2. For an open apex tooth, after cleaning the tooth with saline, topical antibiotics is applied to enhance chances for revascularization of the pulp and can be considered if available.
What is the treatment guideline for an avulsion of a permanent tooth that has an extra-oral dry time >60 min?
- Remove attached non-viable soft tissue carefully, for example, with gauze. The best way to do this has not yet been decided.
- Root canal treatment to the tooth can be carried out prior to replantation or later.
- -In cases of delayed replantation, root canal treatment should be either carried out on the tooth prior to replantation or it can be carried out 7-10 days later like in other replantation situations. - Administer local anesthesia.
- Irrigate the socket with saline. Remove the coagulum from the socket with a stream of saline.
- Examine the alveolar socket. If there is a fracture of the socket wall, reposition it with a suitable instrument.
- Replant the tooth slowly with slight digital pressure.
- Suture gingival lacerations, if present.
- Verify normal position of the replanted tooth clinically and radiographically.
- Stabilize the tooth for 4 weeks using a flexible splint.
- Administer systemic antibiotics.
- Check tetanus protection.
- Give pt instructions.
- -To slow down osseous replacement of the tooth, treatment of the root surface with fluoride prior to replantation (2% sodium fluoride solution for 20 min) has been suggested but it should not be seen as an absolute recommendation.
–There is no difference between the replantation treatment for an closed apex and open apex tooth.
What is the concern regarding anesthetics in replantation of an avulsed tooth?
- Concern is sometimes raised whether there are risks of compromising healing by using vasoconstrictor in the anesthesia.
- Evidence is weak for omitting vasoconstrictor in the oral and maxillofacial region and must be further documented before any recommendations against the use of it can be given.
What antibiotics are given in dental avulsions?
- For systemic administration, tetracycline is the first choice in appropriate dose for pt age and weight the first week after replantation.
- -The risk of discoloration of permanent teeth must be considered before systemic administration of tetracycline in young pts.
- -In many countries, tetracycline is not recommended for pts under 12 years of age. A penicillin phenoxymethylpenicillin (Pen V) or amoxycillin, in an appropriate dose for age and weight the first week, can be given as alternative to tetracycline. - Topical antibiotics (minocycline or doxycycline, 1 mg per 20 ml of saline for 5 min soak) appear experimentally to have a beneficial effect in increasing the chances of pulpal space revascularization and periodontal healing and may be considered in immature teeth.

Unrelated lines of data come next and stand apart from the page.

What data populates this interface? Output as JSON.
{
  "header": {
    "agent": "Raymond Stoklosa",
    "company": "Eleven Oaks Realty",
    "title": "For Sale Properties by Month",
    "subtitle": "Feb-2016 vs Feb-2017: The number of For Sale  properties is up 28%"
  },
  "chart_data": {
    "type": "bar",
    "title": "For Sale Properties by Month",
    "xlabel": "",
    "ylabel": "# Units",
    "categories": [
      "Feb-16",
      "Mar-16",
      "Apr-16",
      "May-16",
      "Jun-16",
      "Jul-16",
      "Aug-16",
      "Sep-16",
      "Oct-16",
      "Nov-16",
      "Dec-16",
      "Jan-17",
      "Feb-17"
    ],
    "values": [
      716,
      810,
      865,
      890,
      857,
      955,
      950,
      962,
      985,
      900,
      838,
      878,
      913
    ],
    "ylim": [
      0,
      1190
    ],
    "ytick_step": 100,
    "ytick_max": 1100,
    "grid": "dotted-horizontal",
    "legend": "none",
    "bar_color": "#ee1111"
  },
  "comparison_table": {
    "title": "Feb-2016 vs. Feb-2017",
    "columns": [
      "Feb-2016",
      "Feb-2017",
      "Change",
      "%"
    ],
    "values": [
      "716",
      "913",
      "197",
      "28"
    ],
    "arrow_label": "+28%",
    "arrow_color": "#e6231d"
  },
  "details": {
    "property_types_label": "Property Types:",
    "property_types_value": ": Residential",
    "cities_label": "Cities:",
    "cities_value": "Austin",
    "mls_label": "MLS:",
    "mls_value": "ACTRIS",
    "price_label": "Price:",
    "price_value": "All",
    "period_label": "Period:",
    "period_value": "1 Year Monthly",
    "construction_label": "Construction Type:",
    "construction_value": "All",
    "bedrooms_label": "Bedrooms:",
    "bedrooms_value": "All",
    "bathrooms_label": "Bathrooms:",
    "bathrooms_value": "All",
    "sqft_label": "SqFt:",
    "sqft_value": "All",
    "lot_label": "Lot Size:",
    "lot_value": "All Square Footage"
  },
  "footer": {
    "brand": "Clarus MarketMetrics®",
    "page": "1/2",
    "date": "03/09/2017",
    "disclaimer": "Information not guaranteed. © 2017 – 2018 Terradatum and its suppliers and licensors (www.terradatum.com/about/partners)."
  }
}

Should a pt have a tetanus booster for an avulsion?
Refer the pt to a physician for evaluation of need for a tetanus booster if the avulsed tooth has contacted soil or tetanus coverage is uncertain.

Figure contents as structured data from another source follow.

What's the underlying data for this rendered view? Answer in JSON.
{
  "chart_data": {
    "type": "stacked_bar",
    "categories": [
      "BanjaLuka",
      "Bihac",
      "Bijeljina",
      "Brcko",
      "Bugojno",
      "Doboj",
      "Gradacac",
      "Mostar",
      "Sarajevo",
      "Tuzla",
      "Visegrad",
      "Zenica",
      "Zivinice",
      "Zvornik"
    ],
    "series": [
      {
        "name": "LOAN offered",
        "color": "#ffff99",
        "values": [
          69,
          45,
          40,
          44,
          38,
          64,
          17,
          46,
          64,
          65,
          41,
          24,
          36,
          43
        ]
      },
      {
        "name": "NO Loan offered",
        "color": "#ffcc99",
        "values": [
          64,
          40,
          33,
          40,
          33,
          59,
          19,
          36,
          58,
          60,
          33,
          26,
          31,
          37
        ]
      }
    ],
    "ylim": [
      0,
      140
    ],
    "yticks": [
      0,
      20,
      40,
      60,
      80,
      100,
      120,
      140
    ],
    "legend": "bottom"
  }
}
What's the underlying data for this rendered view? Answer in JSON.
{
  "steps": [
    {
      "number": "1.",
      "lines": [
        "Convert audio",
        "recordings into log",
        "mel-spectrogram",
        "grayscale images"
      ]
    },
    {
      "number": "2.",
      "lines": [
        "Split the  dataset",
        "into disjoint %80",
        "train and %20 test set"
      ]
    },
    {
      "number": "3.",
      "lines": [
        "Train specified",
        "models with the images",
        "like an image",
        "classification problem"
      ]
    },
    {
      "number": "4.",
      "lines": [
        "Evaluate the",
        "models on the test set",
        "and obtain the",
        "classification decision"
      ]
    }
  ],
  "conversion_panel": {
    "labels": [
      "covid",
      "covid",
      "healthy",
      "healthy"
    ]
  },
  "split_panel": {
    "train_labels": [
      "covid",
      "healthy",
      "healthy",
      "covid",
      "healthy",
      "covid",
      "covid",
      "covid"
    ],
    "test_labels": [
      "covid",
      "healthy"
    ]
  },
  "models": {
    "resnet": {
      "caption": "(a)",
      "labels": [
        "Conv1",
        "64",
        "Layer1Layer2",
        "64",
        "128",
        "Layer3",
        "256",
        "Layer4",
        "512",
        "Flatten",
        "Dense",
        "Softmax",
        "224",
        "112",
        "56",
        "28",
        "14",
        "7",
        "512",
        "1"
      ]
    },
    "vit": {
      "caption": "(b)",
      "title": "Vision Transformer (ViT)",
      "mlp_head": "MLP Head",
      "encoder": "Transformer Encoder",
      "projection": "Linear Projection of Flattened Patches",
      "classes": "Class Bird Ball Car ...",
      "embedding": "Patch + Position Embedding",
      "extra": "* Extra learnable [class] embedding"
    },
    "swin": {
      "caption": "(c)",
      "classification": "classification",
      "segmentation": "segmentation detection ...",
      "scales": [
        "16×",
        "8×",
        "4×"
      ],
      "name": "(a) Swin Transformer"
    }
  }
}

What kind of splinting is best for healing after an avulsion?
Current evidence supports short-term, flexible splints for splinting of replanted teeth.
–Studies have shown that periodontal and pulpal healing is promoted if the replanted tooth is given a chance for slight motion and the splinting time is not too long.

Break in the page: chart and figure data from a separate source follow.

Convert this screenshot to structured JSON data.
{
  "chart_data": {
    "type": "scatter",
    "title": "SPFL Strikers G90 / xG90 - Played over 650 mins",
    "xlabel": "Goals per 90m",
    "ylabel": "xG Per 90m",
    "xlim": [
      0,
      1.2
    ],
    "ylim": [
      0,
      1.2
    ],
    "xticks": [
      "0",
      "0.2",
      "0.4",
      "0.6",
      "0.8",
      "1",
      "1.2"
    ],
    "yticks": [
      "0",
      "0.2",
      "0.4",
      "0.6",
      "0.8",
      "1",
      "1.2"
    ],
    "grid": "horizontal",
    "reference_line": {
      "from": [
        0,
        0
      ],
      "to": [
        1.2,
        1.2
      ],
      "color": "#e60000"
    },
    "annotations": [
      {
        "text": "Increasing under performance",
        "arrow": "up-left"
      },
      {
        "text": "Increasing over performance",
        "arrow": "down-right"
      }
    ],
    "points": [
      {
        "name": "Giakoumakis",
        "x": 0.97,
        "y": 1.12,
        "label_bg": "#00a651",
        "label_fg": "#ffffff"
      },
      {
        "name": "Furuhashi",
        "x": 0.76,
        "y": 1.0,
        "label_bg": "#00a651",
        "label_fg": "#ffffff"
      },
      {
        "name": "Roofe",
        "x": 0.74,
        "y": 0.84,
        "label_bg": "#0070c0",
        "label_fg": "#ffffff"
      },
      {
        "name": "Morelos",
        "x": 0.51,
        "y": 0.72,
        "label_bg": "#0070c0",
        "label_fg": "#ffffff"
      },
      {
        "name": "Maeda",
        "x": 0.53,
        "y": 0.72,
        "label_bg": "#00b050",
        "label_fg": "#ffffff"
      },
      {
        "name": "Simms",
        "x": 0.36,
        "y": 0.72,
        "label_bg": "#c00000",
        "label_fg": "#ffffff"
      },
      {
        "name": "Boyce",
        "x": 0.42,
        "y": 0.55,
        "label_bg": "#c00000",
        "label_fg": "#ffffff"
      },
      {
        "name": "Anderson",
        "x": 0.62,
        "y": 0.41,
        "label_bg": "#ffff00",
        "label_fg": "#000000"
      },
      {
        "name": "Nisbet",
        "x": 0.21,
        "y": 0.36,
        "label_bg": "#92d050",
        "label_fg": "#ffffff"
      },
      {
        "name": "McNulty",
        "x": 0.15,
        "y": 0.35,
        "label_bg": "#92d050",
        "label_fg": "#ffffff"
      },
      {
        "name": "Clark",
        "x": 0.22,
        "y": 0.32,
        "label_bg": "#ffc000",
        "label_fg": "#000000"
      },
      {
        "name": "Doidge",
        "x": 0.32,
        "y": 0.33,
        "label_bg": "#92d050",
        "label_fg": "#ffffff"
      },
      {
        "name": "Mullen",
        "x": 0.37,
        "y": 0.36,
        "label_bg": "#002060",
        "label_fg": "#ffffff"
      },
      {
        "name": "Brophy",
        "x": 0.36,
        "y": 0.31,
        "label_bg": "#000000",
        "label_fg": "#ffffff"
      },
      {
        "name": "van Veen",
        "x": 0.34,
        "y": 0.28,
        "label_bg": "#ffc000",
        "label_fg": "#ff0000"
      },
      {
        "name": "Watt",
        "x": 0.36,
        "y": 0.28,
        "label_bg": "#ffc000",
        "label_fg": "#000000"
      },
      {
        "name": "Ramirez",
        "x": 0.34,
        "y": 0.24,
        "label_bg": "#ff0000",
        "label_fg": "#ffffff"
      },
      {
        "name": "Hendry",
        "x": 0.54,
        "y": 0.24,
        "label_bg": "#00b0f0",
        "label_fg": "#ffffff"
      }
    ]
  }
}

Where should the splint be placed and why?
The splint should be placed on the buccal surfaces of the maxillary teeth to enable lingual access for endodontic procedures and to avoid occlusal interference.
How long are avulsed teeth splinted for?
- If the tooth is replanted before the pt’s arrival to the clinic or the extra-oral dry time 60 min, splint for 4 weeks.
What are the pt instructions following an avulsion of a permanent tooth?
- Avoid participation in contact sports.
- Soft diet for up to 2 weeks. Thereafter normal function as soon as possible.
- Brush teeth with a soft toothbrush after each meal.
- Use a chlorhexidine (0.1%) mouth rinse twice a day for 1 week.